The Decision All Men Have to Make that’s Killing Them

Why men are often stuck between being a dude and being good dude.

So I’m at a bachelor party. Everybody’s chatting up some ladies and there’s this moment where a beautiful woman flirting with my buddy suggests they “get intimate” at his place. Other guys in the group are stoked for him, saying things like, “There you go! Get it!” My buddy declines her suggestion and takes a ton of heat from the group: “C’mon man … why not?” He offers some valid reasons and eventually everyone backs off. But in that moment, he had to make a decision: do the thing he wanted and thought was best or do the thing that would make him “more of a man” in front of his bros.

Here’s why that sucks.

What we know from research is that endorsing or conforming to “norms” of masculinity that psychologists have identified (like guys restricting emotions, acting tough, taking risks, etc.) is related to whole host of crap. The more guys believe or conform to these stereotypes the more likely they are to: abuse substances, be aggressive and violent, have psychological stress, be sexist/have negative attitudes towards women and sexual minorities, take dangerous risks with health issues and not seek help, have higher blood pressure levels, have low self-esteem, be more anxious and depressed, and have more relationship and family problems.

Well shit.

Now let’s go opposite here. Let’s take the opposite of these so-called “masculine norms.”

Masculine norm = restrict emotions / Opposite = feel and express emotions.

Norm = default to anger, aggression, violence / Opposite = stay calm, resolve conflict without violence.

Norm = “take charge,” act tough / Opposite = be collaborative and don’t put up a front.

Norm = sex is priority / Opposite = healthy relationships are way more than sex.

Norm = avoid seeking help / Opposite = use resources to be better.

So here’s the thing. Research shows us that all those opposites are way better for men’s health and relationships. It’s obvious that utilizing resources (like healthcare treatment) leads to better outcomes than not. We know healthy intimacy includes more than just sex. The most effective teams and organizations rely on authentic role players more than fake leaders. Violence resolving conflict usually leads to more violence and conflict. Staying calm is better than blowing up. Expressing and regulating emotions in healthy ways is a huge part of a bunch of empirically supported health treatments.

Conclusion: a lot of masculine norms are related to worse outcomes than their opposites.

This means men are often left with a lose-lose dead end: choose the thing that will be better for them or choose the thing that makes them look and feel more like a man.

That’s the choice my buddy had to make when he turned down that woman. That’s what most guys have to choose between in a lot of situations. Take Kid Cuddy. It took a spiral down before he was able to reach out for emotional support and health treatment. What if he had an option when he started feeling depressed and started using again that was both best for his health and boosted his masculine identity. How about an option that’s something like, “You gotta man up and share how you’re doing with your bros,” or, “Quit being weak sauce and get yourself into some treatment.” These seem counterintuitive to our default norms but they’re the third options we must somehow necessarily embrace.

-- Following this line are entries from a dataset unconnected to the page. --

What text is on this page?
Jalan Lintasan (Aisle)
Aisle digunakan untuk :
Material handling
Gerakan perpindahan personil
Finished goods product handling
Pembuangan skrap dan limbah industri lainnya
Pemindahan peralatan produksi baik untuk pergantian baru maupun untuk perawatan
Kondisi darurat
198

We can’t keep guys at the dead end of choosing to do what’s best or doing the thing that’ll throw a blow to his masculine front. There has to be a third option.

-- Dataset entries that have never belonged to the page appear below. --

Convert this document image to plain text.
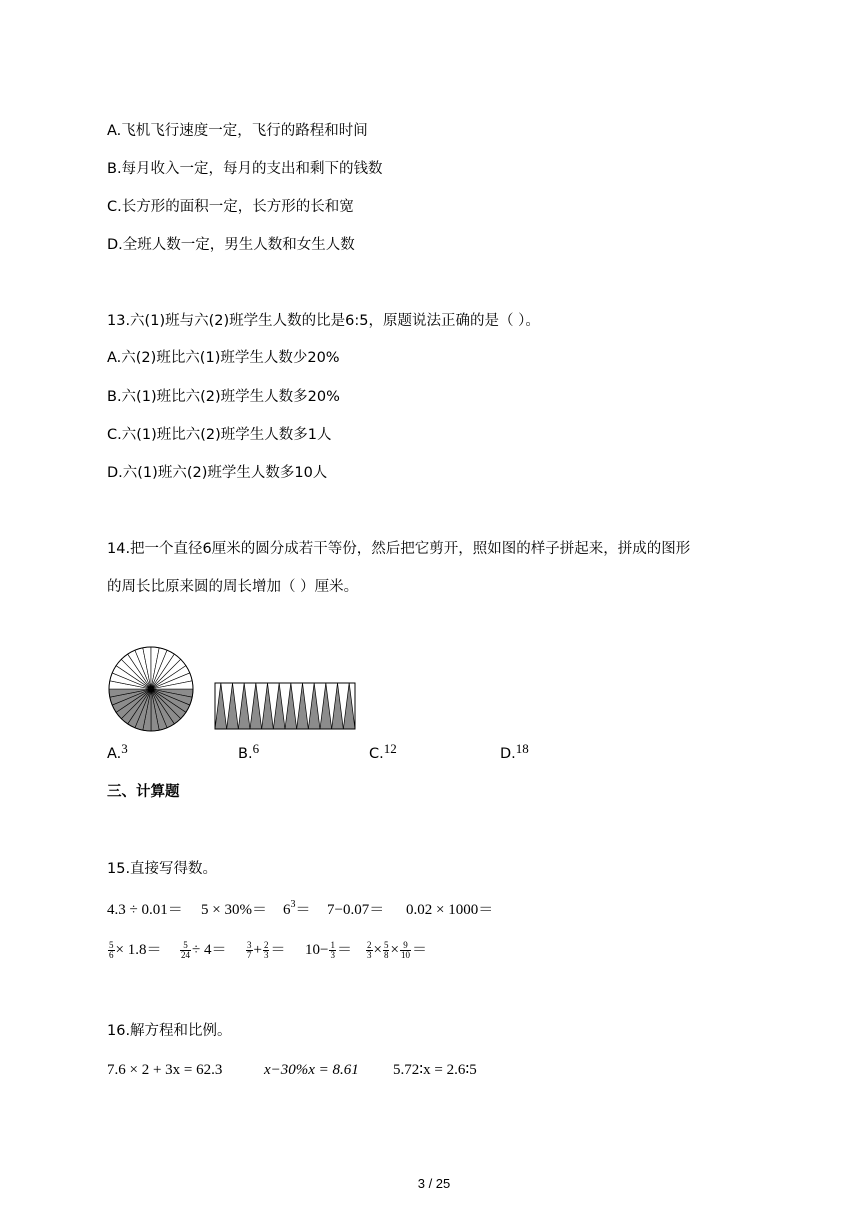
A.飞机飞行速度一定，飞行的路程和时间
B.每月收入一定，每月的支出和剩下的钱数
C.长方形的面积一定，长方形的长和宽
D.全班人数一定，男生人数和女生人数
13.六(1)班与六(2)班学生人数的比是6:5，原题说法正确的是（ ）。
A.六(2)班比六(1)班学生人数少20%
B.六(1)班比六(2)班学生人数多20%
C.六(1)班比六(2)班学生人数多1人
D.六(1)班六(2)班学生人数多10人
14.把一个直径6厘米的圆分成若干等份，然后把它剪开，照如图的样子拼起来，拼成的图形
的周长比原来圆的周长增加（ ）厘米。
A.3	B.6	C.12	D.18
三、计算题
15.直接写得数。
$4.3 \div 0.01= 5 \times 30\%= 6^3= 7-0.07= 0.02 \times 1000=$
$\frac{5}{6} \times 1.8= \frac{5}{24} \div 4= \frac{3}{7} + \frac{2}{3} = 10- \frac{1}{3} = \frac{2}{3} \times \frac{5}{8} \times \frac{9}{10}$ ＝
16.解方程和比例。
7.6 × 2 + 3x = 62.3	x−30%x = 8.61 5.72∶x = 2.6∶5
3 / 25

For healthy masculinity to be a thing, we’ve got to quit making guys choose between what’s good for them and what it takes to man up. What is good and what is masculine need to be the same thing. At the fork in the road, we have to figure out how to walk straight ahead.

 

*Why: Men are taught a lot about what it means to be a man. Psychological research provides a bunch of evidence for what aspects of “masculinity” can be harmful and helpful. Here we aim to shed light on some of these findings and provide ways for men to become better men (without being intellectual pricks about it).